None of this means that emphasizing late events is never appropriate. Freidlin and Korn (2019) note that a test down-weighting early events can be justified when it is known in advance that the intervention cannot affect early outcomes, as in some screening and prevention trials, and they regard methods for non-proportional hazards as useful secondary analyses. The caution is specific: when the survival ordering is not known in advance, a primary analysis built on a late-emphasis test can convert a clinically meaningless or harmful pattern into a significant result, whereas a log-rank-based primary analysis is robust to this failure.
Notes
The strong null parameters follow the Freidlin and Korn (2019)

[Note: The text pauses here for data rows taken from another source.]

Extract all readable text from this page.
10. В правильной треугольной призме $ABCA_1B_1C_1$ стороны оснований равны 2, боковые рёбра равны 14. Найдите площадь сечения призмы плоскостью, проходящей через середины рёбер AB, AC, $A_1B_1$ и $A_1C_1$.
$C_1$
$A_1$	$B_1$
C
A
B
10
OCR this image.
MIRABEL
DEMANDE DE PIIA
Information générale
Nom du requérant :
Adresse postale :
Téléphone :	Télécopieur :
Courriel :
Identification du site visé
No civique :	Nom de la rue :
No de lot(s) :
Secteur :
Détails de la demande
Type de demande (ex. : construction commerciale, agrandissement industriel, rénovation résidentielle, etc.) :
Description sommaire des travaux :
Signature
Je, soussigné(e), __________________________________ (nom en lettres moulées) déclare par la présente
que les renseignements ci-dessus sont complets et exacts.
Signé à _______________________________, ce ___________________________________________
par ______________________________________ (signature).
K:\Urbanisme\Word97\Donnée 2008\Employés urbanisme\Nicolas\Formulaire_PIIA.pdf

example as given in the simtrial package documentation. The
modestly-weighted log-rank delay T_STAR and the number of
simulated trials NSIM are set at the top of the design
chunk and can be changed; NSIM is kept modest so the
vignette builds quickly, and a larger value tightens the Monte Carlo
error on the reported rates.
References
Freidlin, B., & Korn, E. L. (2019). Methods for accommodating nonproportional hazards in clinical trials: Ready for the primary analysis? Journal of Clinical Oncology, 37(35), 3455-3459.
Magirr, D., & Burman, C.-F. (2019). Modestly weighted logrank tests. Statistics in Medicine, 38(20), 3782-3790.